Background: Breast cancer is a heterogeneous disease. Accumulating evidence suggests a role for androgen signaling in breast cancer. Androgen receptor (AR) is often expressed in breast cancer and several studies suggest that its role depends on the tumor microenvironment as well as the relative levels of circulating estrogens and androgens. Therefore, the aim is to evaluate role of AR in four

molecular subtypes of breast cancer.

Methods: AR expression was studied on tumor tissues by immunohistochemistry in 125 breast cancer patients and correlated with established clinicopathological parameters and disease status. The SPSS

version 20 for statistical analysis of the data.

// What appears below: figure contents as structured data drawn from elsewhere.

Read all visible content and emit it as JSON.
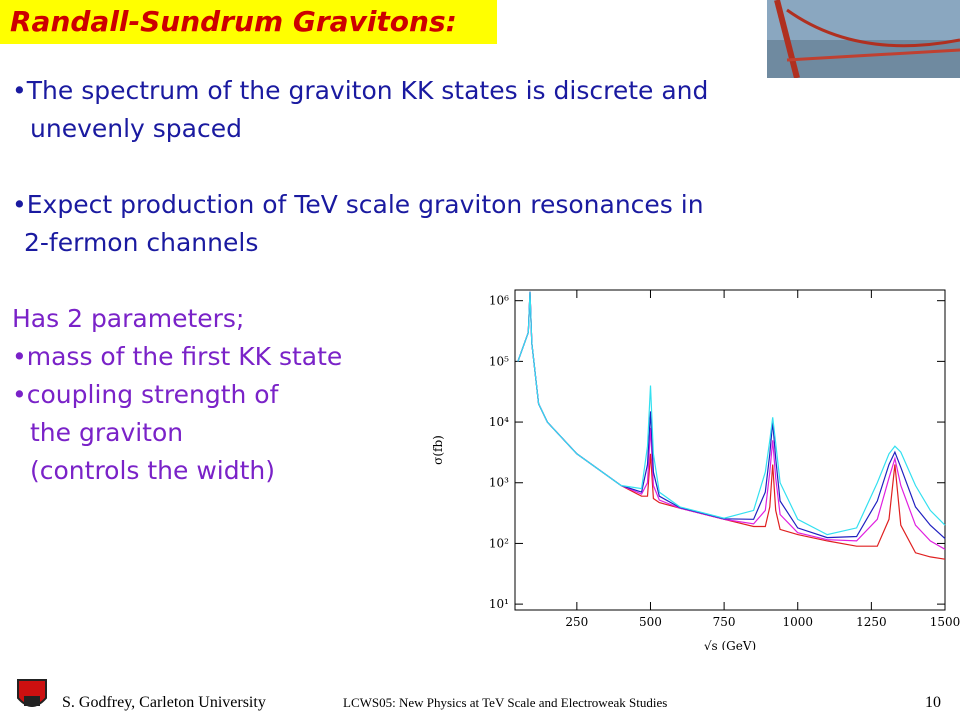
{
  "slide": {
    "title": "Randall-Sundrum Gravitons:",
    "lines": [
      "•The spectrum of the graviton KK states  is discrete and",
      "unevenly spaced",
      "•Expect production of TeV scale graviton resonances in",
      "2-fermon channels",
      "Has 2 parameters;",
      "•mass of the first KK state",
      "•coupling strength of",
      "the graviton",
      "(controls the width)"
    ],
    "footer": {
      "author": "S. Godfrey, Carleton University",
      "conference": "LCWS05: New Physics at TeV Scale and Electroweak Studies",
      "page": "10"
    }
  },
  "chart_data": {
    "type": "line",
    "xlabel": "√s (GeV)",
    "ylabel": "σ(fb)",
    "xlim": [
      40,
      1500
    ],
    "ylim": [
      8,
      1500000
    ],
    "ylog": true,
    "xticks": [
      250,
      500,
      750,
      1000,
      1250,
      1500
    ],
    "yticks": [
      {
        "value": 10,
        "label": "10¹"
      },
      {
        "value": 100,
        "label": "10²"
      },
      {
        "value": 1000,
        "label": "10³"
      },
      {
        "value": 10000,
        "label": "10⁴"
      },
      {
        "value": 100000,
        "label": "10⁵"
      },
      {
        "value": 1000000,
        "label": "10⁶"
      }
    ],
    "x": [
      50,
      85,
      91,
      97,
      120,
      150,
      250,
      400,
      470,
      490,
      500,
      510,
      530,
      600,
      750,
      850,
      890,
      905,
      915,
      925,
      940,
      1000,
      1100,
      1200,
      1270,
      1310,
      1330,
      1350,
      1400,
      1450,
      1500
    ],
    "series": [
      {
        "color": "#e02020",
        "values": [
          100000,
          300000,
          1400000,
          200000,
          20000,
          10000,
          3000,
          900,
          600,
          600,
          3000,
          550,
          470,
          380,
          250,
          190,
          190,
          400,
          2000,
          350,
          170,
          140,
          110,
          90,
          90,
          250,
          2000,
          200,
          70,
          60,
          55
        ]
      },
      {
        "color": "#e020e0",
        "values": [
          100000,
          300000,
          1400000,
          200000,
          20000,
          10000,
          3000,
          900,
          650,
          1000,
          8000,
          900,
          520,
          380,
          250,
          210,
          350,
          1500,
          5000,
          1200,
          300,
          150,
          115,
          110,
          250,
          1200,
          2500,
          900,
          200,
          110,
          80
        ]
      },
      {
        "color": "#2020c0",
        "values": [
          100000,
          300000,
          1400000,
          200000,
          20000,
          10000,
          3000,
          900,
          700,
          2000,
          15000,
          1500,
          600,
          390,
          255,
          250,
          700,
          3000,
          10000,
          2500,
          500,
          180,
          125,
          130,
          500,
          2000,
          3200,
          1800,
          400,
          200,
          120
        ]
      },
      {
        "color": "#33e0f0",
        "values": [
          100000,
          300000,
          1400000,
          200000,
          20000,
          10000,
          3000,
          900,
          800,
          4000,
          40000,
          3000,
          700,
          400,
          260,
          350,
          1500,
          5000,
          12000,
          4500,
          1000,
          250,
          140,
          180,
          1000,
          3000,
          4000,
          3200,
          900,
          350,
          200
        ]
      }
    ]
  }
}
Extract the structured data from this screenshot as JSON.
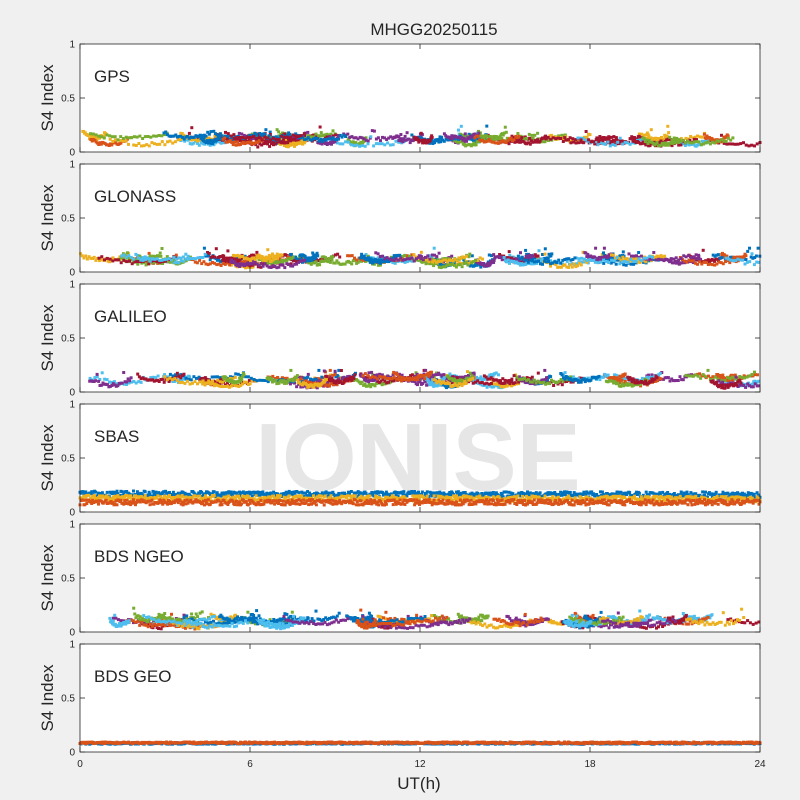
{
  "chart_data": {
    "type": "scatter",
    "title": "MHGG20250115",
    "xlabel": "UT(h)",
    "ylabel": "S4 Index",
    "xlim": [
      0,
      24
    ],
    "ylim": [
      0,
      1
    ],
    "xticks": [
      0,
      6,
      12,
      18,
      24
    ],
    "yticks": [
      0,
      0.5,
      1
    ],
    "ytick_labels": [
      "0",
      "0.5",
      "1"
    ],
    "grid": false,
    "watermark": "IONISE",
    "series_colors": [
      "#0072bd",
      "#d95319",
      "#edb120",
      "#7e2f8e",
      "#77ac30",
      "#4dbeee",
      "#a2142f"
    ],
    "panels": [
      {
        "label": "GPS",
        "level": 0.09,
        "spread": 0.035,
        "max_peak": 0.24
      },
      {
        "label": "GLONASS",
        "level": 0.08,
        "spread": 0.035,
        "max_peak": 0.22
      },
      {
        "label": "GALILEO",
        "level": 0.08,
        "spread": 0.035,
        "max_peak": 0.2
      },
      {
        "label": "SBAS",
        "level": 0.12,
        "spread": 0.025,
        "max_peak": 0.22,
        "series_levels": [
          {
            "color": "#0072bd",
            "start": 0.17,
            "end": 0.16
          },
          {
            "color": "#edb120",
            "start": 0.13,
            "end": 0.12
          },
          {
            "color": "#d95319",
            "start": 0.09,
            "end": 0.09
          }
        ]
      },
      {
        "label": "BDS NGEO",
        "level": 0.07,
        "spread": 0.035,
        "max_peak": 0.22
      },
      {
        "label": "BDS GEO",
        "level": 0.08,
        "spread": 0.008,
        "max_peak": 0.1,
        "series_levels": [
          {
            "color": "#0072bd",
            "start": 0.08,
            "end": 0.08
          },
          {
            "color": "#d95319",
            "start": 0.085,
            "end": 0.085
          }
        ]
      }
    ]
  }
}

Results: In this study, nuclear AR expression was seen in 34% of the breast cancer patients. AR expression was seen significantly higher in stage III patients (P=0.05) and low BR tumors (P=0.003). With regards to disease status, patients who undergo disease remission had significant higher AR expression (38%) than patients who developed disease metastases (14%, P=0.03). In Kaplan and Meier

survival analysis, patients with AR expression had better disease free- (P=0.02) and overall survival (P=0.01). In relation to molecular subtypes, AR expression was seen higher in Luminal A subtype (64%) and Luminal B subtype (52%) as compared to Her-2 subtype (16%) and TNBC subtype (18%, P=0.0001).

Conclusion: AR expressing breast cancer can be benefited with AR inhibitors.

Key Message: AR is an emerging new therapeutic target in breast cancer. AR expressing breast cancer have improved disease free- and overall survival and can be benefited with AR inhibitors such as bicalutamide, enzalutamide, and apalutamide.